Even the CFL may not present an insurmountable obstacle to a permanent NFL franchise in Toronto, especially if MLSE follows through on their long-rumoured plans to buy the Argos. If a group involved with the NFL team also owns the CFL team, that might make it possible for the CFL team to survive, and that in turn would diminish much of the public and governmental opposition to having the NFL in Canada permanently. (This would still likely be bad for the CFL, though, just perhaps not disastrous.) That's why the NFL to Toronto rumours have only intensified despite the struggles of the Bills' Toronto series, and that's why the cancellation of that series (if it happens) could actually mark a step forwards towards a permanent NFL team north of the border.

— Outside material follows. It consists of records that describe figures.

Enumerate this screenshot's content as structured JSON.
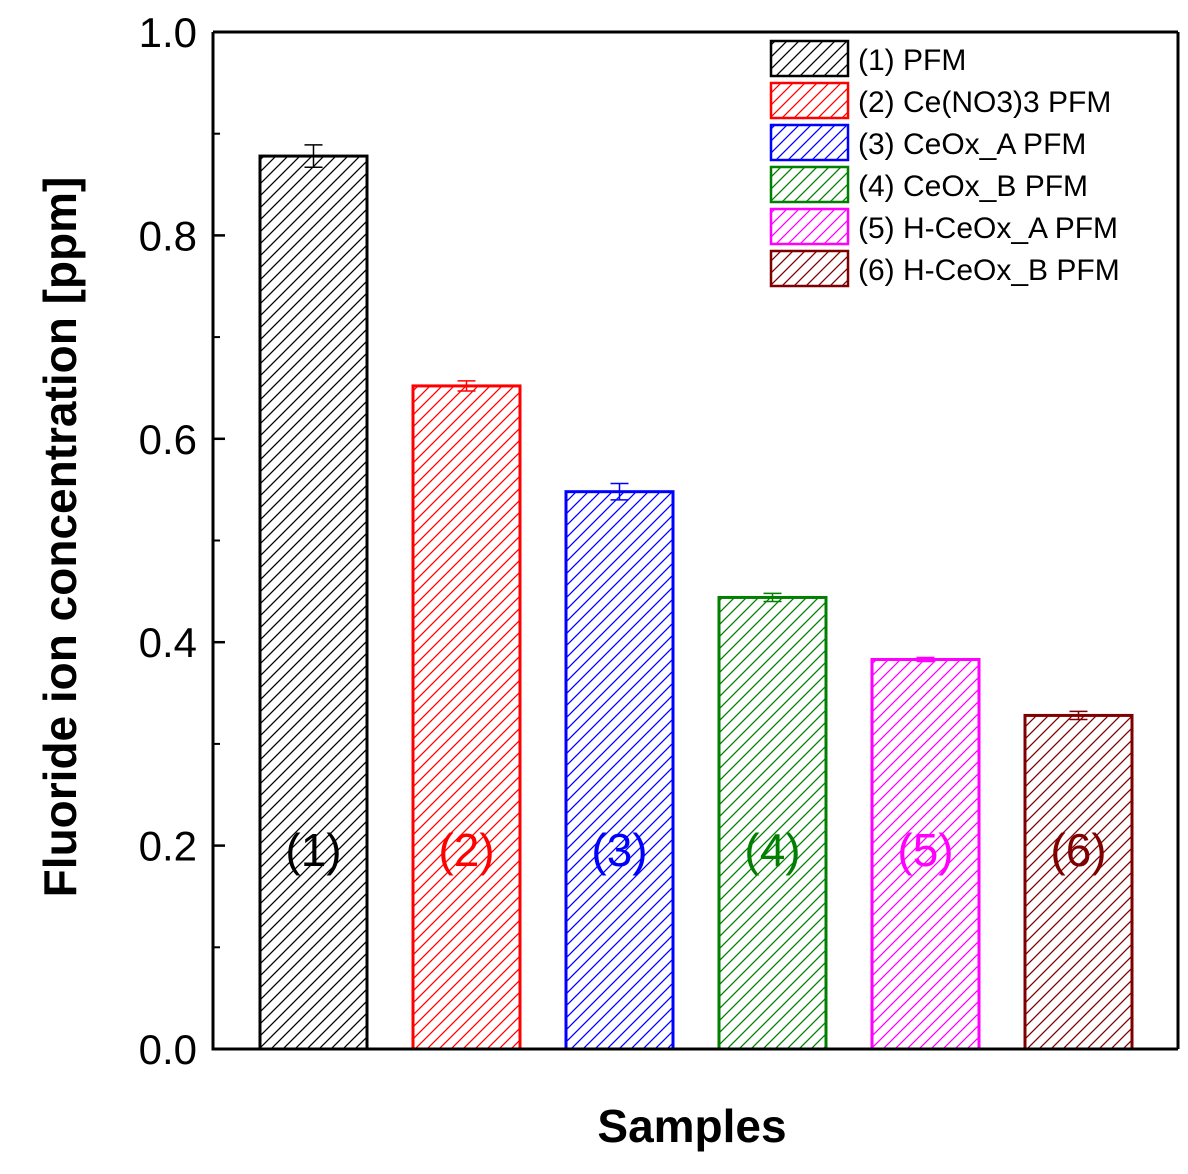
{
  "chart_data": {
    "type": "bar",
    "title": "",
    "xlabel": "Samples",
    "ylabel": "Fluoride ion concentration [ppm]",
    "ylim": [
      0.0,
      1.0
    ],
    "yticks": [
      0.0,
      0.2,
      0.4,
      0.6,
      0.8,
      1.0
    ],
    "ytick_labels": [
      "0.0",
      "0.2",
      "0.4",
      "0.6",
      "0.8",
      "1.0"
    ],
    "grid": false,
    "legend_position": "top-right",
    "categories": [
      "(1)",
      "(2)",
      "(3)",
      "(4)",
      "(5)",
      "(6)"
    ],
    "values": [
      0.878,
      0.652,
      0.548,
      0.444,
      0.383,
      0.328
    ],
    "errors": [
      0.011,
      0.005,
      0.008,
      0.004,
      0.002,
      0.004
    ],
    "series_names": [
      "(1) PFM",
      "(2) Ce(NO3)3 PFM",
      "(3) CeOx_A PFM",
      "(4) CeOx_B PFM",
      "(5) H-CeOx_A PFM",
      "(6) H-CeOx_B PFM"
    ],
    "colors": [
      "#000000",
      "#ff0000",
      "#0000ff",
      "#007f00",
      "#ff00ff",
      "#7f0000"
    ]
  }
}
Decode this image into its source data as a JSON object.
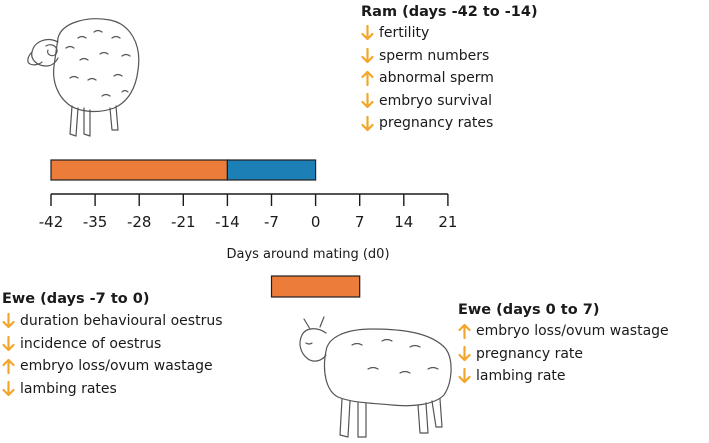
{
  "colors": {
    "bar_orange": "#EC7C3A",
    "bar_blue": "#1C7FB5",
    "arrow": "#F2A62B",
    "text": "#1a1a1a"
  },
  "ram": {
    "title": "Ram (days -42 to -14)",
    "effects": [
      {
        "direction": "down",
        "label": "fertility"
      },
      {
        "direction": "down",
        "label": "sperm numbers"
      },
      {
        "direction": "up",
        "label": "abnormal sperm"
      },
      {
        "direction": "down",
        "label": "embryo survival"
      },
      {
        "direction": "down",
        "label": "pregnancy rates"
      }
    ]
  },
  "ewe_before": {
    "title": "Ewe (days -7 to 0)",
    "effects": [
      {
        "direction": "down",
        "label": "duration behavioural oestrus"
      },
      {
        "direction": "down",
        "label": "incidence of oestrus"
      },
      {
        "direction": "up",
        "label": "embryo loss/ovum wastage"
      },
      {
        "direction": "down",
        "label": "lambing rates"
      }
    ]
  },
  "ewe_after": {
    "title": "Ewe (days 0 to 7)",
    "effects": [
      {
        "direction": "up",
        "label": "embryo loss/ovum wastage"
      },
      {
        "direction": "down",
        "label": "pregnancy rate"
      },
      {
        "direction": "down",
        "label": "lambing rate"
      }
    ]
  },
  "chart_data": {
    "type": "timeline",
    "xlabel": "Days around mating (d0)",
    "x_ticks": [
      -42,
      -35,
      -28,
      -21,
      -14,
      -7,
      0,
      7,
      14,
      21
    ],
    "tick_labels": [
      "-42",
      "-35",
      "-28",
      "-21",
      "-14",
      "-7",
      "0",
      "7",
      "14",
      "21"
    ],
    "xlim": [
      -42,
      21
    ],
    "periods": [
      {
        "start": -42,
        "end": -14,
        "color": "#EC7C3A",
        "row": "ram"
      },
      {
        "start": -14,
        "end": 0,
        "color": "#1C7FB5",
        "row": "ram"
      },
      {
        "start": -7,
        "end": 7,
        "color": "#EC7C3A",
        "row": "ewe"
      }
    ]
  },
  "icons": [
    "ram-illustration",
    "ewe-illustration",
    "down-arrow-icon",
    "up-arrow-icon"
  ]
}
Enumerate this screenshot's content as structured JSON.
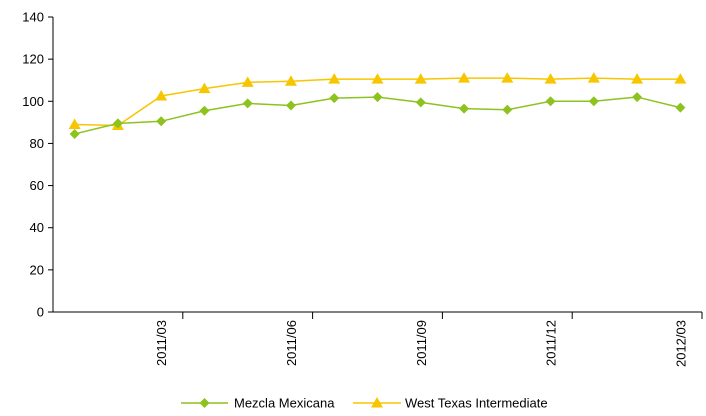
{
  "chart_data": {
    "type": "line",
    "title": "",
    "xlabel": "",
    "ylabel": "",
    "ylim": [
      0,
      140
    ],
    "yticks": [
      0,
      20,
      40,
      60,
      80,
      100,
      120,
      140
    ],
    "grid": false,
    "legend_position": "bottom",
    "categories": [
      "2011/01",
      "2011/02",
      "2011/03",
      "2011/04",
      "2011/05",
      "2011/06",
      "2011/07",
      "2011/08",
      "2011/09",
      "2011/10",
      "2011/11",
      "2011/12",
      "2012/01",
      "2012/02",
      "2012/03"
    ],
    "x_tick_labels": [
      {
        "category_index": 2,
        "label": "2011/03"
      },
      {
        "category_index": 5,
        "label": "2011/06"
      },
      {
        "category_index": 8,
        "label": "2011/09"
      },
      {
        "category_index": 11,
        "label": "2011/12"
      },
      {
        "category_index": 14,
        "label": "2012/03"
      }
    ],
    "series": [
      {
        "name": "Mezcla Mexicana",
        "color": "#8dc21f",
        "marker": "diamond",
        "values": [
          84.5,
          89.5,
          90.5,
          95.5,
          99,
          98,
          101.5,
          102,
          99.5,
          96.5,
          96,
          100,
          100,
          102,
          97
        ]
      },
      {
        "name": "West Texas Intermediate",
        "color": "#f7c600",
        "marker": "triangle",
        "values": [
          89,
          88.5,
          102.5,
          106,
          109,
          109.5,
          110.5,
          110.5,
          110.5,
          111,
          111,
          110.5,
          111,
          110.5,
          110.5
        ]
      }
    ]
  }
}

With the Bills-in-Toronto series, there are clearly-defined terms of engagement for the NFL in Canada. Every year that sees that series go less than well (which seems to be the pattern of late, and marks why this is being reconsidered) for the Bills perhaps diminishes Toronto as a NFL market a little more. Without that series, the situation steps back from hard data on how the NFL is received in Toronto to speculation about how it will be received, and that favours the case for putting a full-time team there given the economic factors mentioned above. This is far from a crisis for the CFL right now, and if this turns out to be just a one-year suspension of the deal, it may not have much of an effect at all. If the series is cancelled entirely, though, that could be problematic, as the CFL would lose its buffer of limited NFL engagement. It's a long way from a certainty that there will ever be a NFL team permanently based in Toronto, especially considering how poorly this series has gone, but far more possibilities are open without a limited series like this. Thus, the Bills stepping back from Toronto in the short term doesn't remove them as a long-term threat. If anything, it might increase the chances of them eventually moving north of the border.